Sur le moyen tenant à dire que Mme [K] [T] ne peut pas se prévaloir du caractère tardif de la demande d'agrément comme y ayant renoncé tacitement, il convient de rappeler qu'une telle renonciation doit résulter de circonstances établissant sans équivoque la volonté de ne pas s'en prévaloir (article 2251 du code civil).
Or en l'espèce, si Madame [K] [T] a effectivement répondu aux demandes d'agrément qui lui ont été adressées par Mmes [W] et [V] [M] en juillet 2017, il ne peut en être déduit qu'elle aurait alors renoncé à se prévaloir de la tardiveté de ces demandes, auxquelles elle a d'ailleurs répondu défavorablement.
En effet, les termes du courrier de réponse ne permettent pas de retenir que Mme [K] [T] l'ai fait en ayant une parfaite conscience de la tardiveté des demandes d'agrément, et les échanges ultérieurs le démontrent puisque, dans un courrier du 27 juin 2018, le conseil de Mme [T] s'est prévalu de l'article 14 des statuts et notamment de la tardiveté des demandes (pièce n° 14 des appelantes).
Aussi, c'est à juste titre que le tribunal a retenu que la demande d'agrément ayant été faite hors délai et donc n'étant plus recevable, Mmes [W] et [V] [M] n'ont pas été agréées comme associées de la SCI VIGA, même tacitement.
Enfin, les appelantes font grief au tribunal d'avoir maintenu le statu quo et de n'avoir pas tranché le point de savoir à qui revenaient les parts sociales dépendant de la succession de [O] [M].
Toutefois, le tribunal n'était pas saisi d'une telle demande, mais seulement d'une action en nullité des assemblées générales tenues par la SCI VIGA depuis le décès de [O] [M]. Il n'avait donc pas à déterminer la propriété des parts sociales, mais seulement si Mmes [W] et [V] [M] peuvent se prévaloir de la qualité d'associées de la SCI.
Celles-ci n'ayant pas la qualité d'associées, la demande en nullité des assemblées générales fondée sur l'absence de convocation de Mmes [W] et [V] [M] par la gérance ne pouvait qu'être rejetée et le jugement déféré sera confirmé en toutes ses dispositions.
Mme [K] [T] sollicite à titre reconventionnel des dommages et intérêts pour procédure abusive.
Toutefois, le préjudice allégué n'est pas démontré, ni le caractère abusif de la procédure, qu'elle soit de première instance ou d'appel, l'appréciation inexacte qu'une partie fait de ses droits n'étant pas en soi constitutive d'une faute.
Cette demande sera donc rejetée.
Il serait inéquitable de laisser à la charge de Mme [K] [T] et la SCI VIGA la totalité des frais exposés, et non compris dans les dépens.
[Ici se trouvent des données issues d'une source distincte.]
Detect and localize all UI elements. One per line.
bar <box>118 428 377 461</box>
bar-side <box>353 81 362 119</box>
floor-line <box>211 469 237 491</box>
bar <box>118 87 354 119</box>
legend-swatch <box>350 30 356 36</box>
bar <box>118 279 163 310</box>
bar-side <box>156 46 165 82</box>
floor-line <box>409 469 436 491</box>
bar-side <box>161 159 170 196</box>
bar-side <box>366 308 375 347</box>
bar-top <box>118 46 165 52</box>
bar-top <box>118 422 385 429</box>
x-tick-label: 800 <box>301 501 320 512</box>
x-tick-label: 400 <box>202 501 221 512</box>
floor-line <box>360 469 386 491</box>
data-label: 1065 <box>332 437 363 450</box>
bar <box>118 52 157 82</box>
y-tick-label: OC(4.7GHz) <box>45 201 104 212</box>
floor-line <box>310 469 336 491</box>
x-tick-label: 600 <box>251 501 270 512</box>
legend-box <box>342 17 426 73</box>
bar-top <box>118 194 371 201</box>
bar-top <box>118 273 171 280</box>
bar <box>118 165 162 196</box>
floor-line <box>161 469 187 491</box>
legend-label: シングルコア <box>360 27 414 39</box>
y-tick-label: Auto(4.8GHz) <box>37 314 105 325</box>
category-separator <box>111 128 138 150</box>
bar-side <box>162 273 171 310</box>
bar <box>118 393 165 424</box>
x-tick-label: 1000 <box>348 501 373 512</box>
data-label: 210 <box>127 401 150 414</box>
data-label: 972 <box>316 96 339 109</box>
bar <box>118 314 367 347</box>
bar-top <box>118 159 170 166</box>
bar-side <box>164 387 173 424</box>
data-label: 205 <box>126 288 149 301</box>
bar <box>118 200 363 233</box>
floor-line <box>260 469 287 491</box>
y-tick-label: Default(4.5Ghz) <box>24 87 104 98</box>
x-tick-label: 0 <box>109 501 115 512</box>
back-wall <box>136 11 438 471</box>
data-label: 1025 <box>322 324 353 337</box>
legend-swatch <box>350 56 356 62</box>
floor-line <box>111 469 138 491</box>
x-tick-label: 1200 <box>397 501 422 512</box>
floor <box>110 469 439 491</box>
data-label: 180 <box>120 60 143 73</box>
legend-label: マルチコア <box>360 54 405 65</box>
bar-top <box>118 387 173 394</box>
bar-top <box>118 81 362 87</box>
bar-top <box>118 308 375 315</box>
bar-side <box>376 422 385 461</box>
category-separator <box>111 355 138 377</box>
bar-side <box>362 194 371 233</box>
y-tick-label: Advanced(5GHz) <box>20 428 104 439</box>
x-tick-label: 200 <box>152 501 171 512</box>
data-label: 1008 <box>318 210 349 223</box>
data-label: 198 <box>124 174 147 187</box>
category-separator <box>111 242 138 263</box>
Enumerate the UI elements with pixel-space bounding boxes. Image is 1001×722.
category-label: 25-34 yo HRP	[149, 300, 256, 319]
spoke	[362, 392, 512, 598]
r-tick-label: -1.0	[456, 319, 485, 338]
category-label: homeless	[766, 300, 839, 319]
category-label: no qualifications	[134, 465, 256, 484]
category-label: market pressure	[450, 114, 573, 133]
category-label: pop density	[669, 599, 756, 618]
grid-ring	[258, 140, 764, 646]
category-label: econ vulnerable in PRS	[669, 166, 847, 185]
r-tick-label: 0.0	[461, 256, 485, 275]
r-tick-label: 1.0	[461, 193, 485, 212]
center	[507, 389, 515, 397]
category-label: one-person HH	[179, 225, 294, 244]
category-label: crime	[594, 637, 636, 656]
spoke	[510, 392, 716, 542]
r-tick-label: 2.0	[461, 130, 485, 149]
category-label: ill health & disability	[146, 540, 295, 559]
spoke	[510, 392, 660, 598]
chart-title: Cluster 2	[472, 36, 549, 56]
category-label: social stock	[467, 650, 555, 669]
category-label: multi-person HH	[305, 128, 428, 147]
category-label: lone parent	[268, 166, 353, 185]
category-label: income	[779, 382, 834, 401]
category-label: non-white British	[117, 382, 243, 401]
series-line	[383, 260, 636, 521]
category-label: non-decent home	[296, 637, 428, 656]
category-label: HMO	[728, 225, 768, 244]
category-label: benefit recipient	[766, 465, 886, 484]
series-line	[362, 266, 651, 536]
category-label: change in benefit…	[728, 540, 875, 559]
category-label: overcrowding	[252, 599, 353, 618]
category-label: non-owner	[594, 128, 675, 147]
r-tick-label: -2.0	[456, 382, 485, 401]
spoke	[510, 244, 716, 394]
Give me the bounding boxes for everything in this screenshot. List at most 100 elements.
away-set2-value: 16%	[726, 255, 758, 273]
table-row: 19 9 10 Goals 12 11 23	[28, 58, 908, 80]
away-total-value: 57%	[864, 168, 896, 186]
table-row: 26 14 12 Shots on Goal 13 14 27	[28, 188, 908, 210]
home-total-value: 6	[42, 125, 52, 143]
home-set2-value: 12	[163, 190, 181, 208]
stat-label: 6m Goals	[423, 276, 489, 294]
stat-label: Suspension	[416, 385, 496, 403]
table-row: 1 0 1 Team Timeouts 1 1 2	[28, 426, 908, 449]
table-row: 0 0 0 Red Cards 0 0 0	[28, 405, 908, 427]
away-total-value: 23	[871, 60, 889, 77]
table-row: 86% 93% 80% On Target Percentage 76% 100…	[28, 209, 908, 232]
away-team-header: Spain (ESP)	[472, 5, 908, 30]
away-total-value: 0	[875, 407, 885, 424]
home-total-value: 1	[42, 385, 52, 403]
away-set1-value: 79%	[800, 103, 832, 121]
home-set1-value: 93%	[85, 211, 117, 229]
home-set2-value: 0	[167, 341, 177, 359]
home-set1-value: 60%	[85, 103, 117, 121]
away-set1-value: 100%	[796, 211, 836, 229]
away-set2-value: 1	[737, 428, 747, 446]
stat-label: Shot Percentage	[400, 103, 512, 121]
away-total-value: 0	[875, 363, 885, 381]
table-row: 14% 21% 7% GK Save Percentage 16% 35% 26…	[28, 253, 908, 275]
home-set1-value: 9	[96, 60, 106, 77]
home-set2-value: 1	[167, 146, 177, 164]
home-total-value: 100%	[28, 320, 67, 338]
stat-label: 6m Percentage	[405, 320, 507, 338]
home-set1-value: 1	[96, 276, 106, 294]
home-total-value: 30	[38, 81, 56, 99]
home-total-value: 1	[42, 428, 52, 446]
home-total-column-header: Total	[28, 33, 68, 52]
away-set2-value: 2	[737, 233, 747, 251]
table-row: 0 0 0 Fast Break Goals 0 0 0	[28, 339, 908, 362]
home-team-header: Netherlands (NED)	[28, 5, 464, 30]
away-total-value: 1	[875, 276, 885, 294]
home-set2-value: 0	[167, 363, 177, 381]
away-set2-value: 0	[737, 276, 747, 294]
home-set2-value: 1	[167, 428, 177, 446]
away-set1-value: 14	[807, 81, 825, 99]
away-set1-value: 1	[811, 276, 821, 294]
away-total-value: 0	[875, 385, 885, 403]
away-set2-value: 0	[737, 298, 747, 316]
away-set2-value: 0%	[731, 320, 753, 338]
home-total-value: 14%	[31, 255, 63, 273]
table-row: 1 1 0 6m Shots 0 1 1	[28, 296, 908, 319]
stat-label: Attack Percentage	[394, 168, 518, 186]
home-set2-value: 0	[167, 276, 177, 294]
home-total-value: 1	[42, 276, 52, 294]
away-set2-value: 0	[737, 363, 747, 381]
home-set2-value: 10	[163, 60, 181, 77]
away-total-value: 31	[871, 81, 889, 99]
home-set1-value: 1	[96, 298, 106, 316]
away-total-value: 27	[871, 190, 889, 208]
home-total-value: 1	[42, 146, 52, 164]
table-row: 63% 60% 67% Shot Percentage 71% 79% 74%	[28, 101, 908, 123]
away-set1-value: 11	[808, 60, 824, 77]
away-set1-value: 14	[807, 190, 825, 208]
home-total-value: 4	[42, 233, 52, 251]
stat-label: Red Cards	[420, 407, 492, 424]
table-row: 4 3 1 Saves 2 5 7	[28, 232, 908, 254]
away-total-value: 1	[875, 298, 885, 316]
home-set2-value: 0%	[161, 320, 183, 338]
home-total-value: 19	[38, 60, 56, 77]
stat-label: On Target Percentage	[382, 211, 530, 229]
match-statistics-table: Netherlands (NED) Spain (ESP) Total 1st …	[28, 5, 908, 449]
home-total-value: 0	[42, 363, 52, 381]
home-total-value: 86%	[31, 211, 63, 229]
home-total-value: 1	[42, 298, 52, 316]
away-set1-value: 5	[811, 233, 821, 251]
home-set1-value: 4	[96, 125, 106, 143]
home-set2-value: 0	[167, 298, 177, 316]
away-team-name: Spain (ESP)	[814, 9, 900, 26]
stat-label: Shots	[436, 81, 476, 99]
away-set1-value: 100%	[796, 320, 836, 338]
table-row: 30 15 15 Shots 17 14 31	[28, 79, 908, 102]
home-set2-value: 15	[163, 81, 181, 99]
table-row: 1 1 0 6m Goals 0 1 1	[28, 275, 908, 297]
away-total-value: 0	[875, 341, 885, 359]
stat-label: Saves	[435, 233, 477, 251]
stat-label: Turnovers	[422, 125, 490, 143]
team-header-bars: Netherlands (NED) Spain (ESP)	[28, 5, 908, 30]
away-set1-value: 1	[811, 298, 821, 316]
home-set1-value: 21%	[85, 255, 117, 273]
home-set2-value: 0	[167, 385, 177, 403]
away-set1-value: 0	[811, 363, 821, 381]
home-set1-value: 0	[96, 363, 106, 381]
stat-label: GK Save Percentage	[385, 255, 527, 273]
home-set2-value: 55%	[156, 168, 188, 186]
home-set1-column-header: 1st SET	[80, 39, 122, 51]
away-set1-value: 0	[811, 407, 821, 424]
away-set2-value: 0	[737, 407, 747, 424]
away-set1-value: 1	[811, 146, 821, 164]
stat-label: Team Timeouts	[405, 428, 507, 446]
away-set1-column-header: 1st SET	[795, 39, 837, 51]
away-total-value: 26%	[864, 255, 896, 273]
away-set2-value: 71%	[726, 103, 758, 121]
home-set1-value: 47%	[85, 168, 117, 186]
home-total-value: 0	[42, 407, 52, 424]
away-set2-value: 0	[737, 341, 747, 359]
Il convient en conséquence de leur allouer à chacune la somme de 1.000 €, soit 2.000 € au total, sur le fondement de l'article 700 du code de procédure civile pour les frais exposés en appel.
Les appelantes supporteront les entiers dépens de l'appel.
PAR CES MOTIFS
La cour, statuant publiquement, par arrêt contradictoire,
Confirme le jugement rendu par le tribunal judiciaire d'Albertville le 6 mars 2020 en toutes ses dispositions,
Y ajoutant,
Déboute Mme [K] [T] de sa demande de dommages et intérêts pour procédure abusive,
Condamne in solidum Mme [Z] [E] épouse [M], Mme [W] [M] et Mme [V] [M] à payer à Mme [K] [T] la somme de 1.000 €, et à la SCI VIGA la somme de 1.000 €, sur le fondement de l'article 700 du code de procédure civile, pour les frais exposés en appel,
Condamne in solidum Mme [Z] [E] épouse [M], Mme [W] [M] et Mme [V] [M] aux entiers dépens de l'appel.
Ainsi prononcé publiquement le 20 septembre 2022 par mise à disposition de l'arrêt au greffe de la Cour, les parties en ayant été préalablement avisées dans les conditions prévues au deuxième alinéa de l'article 450 du code de procédure civile, et signé par Alyette FOUCHARD, Conseillère, en remplacement de Michel FICAGNA, Président, régulièrement empêché et Sylvie LAVAL, Greffier.